Correspondance de Voltaire/1766/Lettre 6525

Correspondance : année 1766GarnierŒuvres complètes de Voltaire, tome 44 (p. 452-453).

6525. — À M. LE DUC DE NIVERNAIS[1].
Au château de Ferney, par Genève, 29 septembre 1766.

Oserai-je, monseigneur le duc, prendre la liberté de vous importuner ? Vous me le pardonnerez, car il s’agit de faire du bien et de mettre le comble à vos bienfaits envers une famille que vous avez daigné tirer de l’état le plus horrible.

Vous avez, monseigneur, fait sortir des galères par votre protection le sieur d’Espinasse, d’une très-bonne famille de Languedoc.
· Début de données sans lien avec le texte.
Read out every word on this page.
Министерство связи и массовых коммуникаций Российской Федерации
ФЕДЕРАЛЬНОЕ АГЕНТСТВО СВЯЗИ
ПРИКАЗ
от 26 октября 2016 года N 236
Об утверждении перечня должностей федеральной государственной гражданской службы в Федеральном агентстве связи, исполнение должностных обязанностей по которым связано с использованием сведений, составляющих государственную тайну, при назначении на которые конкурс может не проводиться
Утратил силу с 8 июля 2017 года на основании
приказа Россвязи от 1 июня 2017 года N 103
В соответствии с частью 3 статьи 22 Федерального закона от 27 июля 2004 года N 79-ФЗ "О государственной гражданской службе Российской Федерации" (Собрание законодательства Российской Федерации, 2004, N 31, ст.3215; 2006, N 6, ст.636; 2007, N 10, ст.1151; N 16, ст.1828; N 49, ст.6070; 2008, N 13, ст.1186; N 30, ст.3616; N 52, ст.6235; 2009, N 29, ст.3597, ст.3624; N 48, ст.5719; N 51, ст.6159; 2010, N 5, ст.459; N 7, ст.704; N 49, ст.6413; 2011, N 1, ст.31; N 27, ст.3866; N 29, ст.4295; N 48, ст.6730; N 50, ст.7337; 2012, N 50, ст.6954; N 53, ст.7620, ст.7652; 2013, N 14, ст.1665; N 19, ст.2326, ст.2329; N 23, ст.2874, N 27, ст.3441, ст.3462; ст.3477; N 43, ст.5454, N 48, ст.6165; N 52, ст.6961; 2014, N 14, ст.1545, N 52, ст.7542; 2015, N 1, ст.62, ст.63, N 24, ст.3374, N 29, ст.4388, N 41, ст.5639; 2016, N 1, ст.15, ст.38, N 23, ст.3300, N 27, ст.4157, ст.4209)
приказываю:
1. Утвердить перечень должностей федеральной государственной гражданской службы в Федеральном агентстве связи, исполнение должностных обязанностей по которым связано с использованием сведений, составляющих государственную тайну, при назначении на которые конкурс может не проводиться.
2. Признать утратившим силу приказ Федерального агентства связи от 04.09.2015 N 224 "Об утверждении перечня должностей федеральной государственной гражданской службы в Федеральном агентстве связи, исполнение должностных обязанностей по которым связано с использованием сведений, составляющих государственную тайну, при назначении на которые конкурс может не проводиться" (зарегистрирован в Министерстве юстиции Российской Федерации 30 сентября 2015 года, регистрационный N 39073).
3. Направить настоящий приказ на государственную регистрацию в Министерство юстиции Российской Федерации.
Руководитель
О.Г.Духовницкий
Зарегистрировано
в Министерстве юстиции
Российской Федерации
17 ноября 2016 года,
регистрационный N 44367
Il avait subi ce supplice pendant vingt-trois années, et il était condamné aux galères perpétuelles pour avoir donné à souper et à coucher à un prédicant. Son bien fut contistué selon l’usage, et le tiers du revenu fut retenu pour la nourriture de ses enfants, qui n’en ont jamais rien touché. Sa femme, qui est respectable par sa vertu et par ses malheurs, est retirée à Lausanne, où elle est au pain des pauvres. Je sais que votre bonté, qui ne s’est point lassée, s’est employée encore en faveur de cette famille infortunée. Vous avez fait ce que vous avez pu pour lui obtenir grâce entière et pour lui faire rendre son bien. Vous en avez parlé à M. de Saint-Florentin, et je suis bien surpris que son humauité ait résisté à vos sollicitations généreuses. Je le crois actuellement adouci, et l’on me fait espérer qu’un mot de votre bouche achèvera de le rendre favorable à une si juste demande.

Permettez donc que je vous supplie de vouloir bien encore lui parler de cette affaire, avec ce don de la persuasion que la nature vous a donné parmi tant d’autres.

Vous verrez incessamment le mémoire de M. de Beaumont en faveur d’une famille encore plus malheureuse ; vous en jugerez. Votre suffrage servira beaucoup à déterminer celui du public, et par conséquent celui du conseil. Le style et le fond des choses sont également soumis à votre pénétration. Je ne suis que voire confrère à l’Académie, mais je vous reconnais pour mon supérieur en tout le reste. J’achève ma vie sans avoir le bonheur de vous faire ma cour ; mais ce n’est pas sans vous être sincèrement attaché.

Je suis avec un profond respect, monseigneur, etc.

  1. Éditeurs, Bavoux et François.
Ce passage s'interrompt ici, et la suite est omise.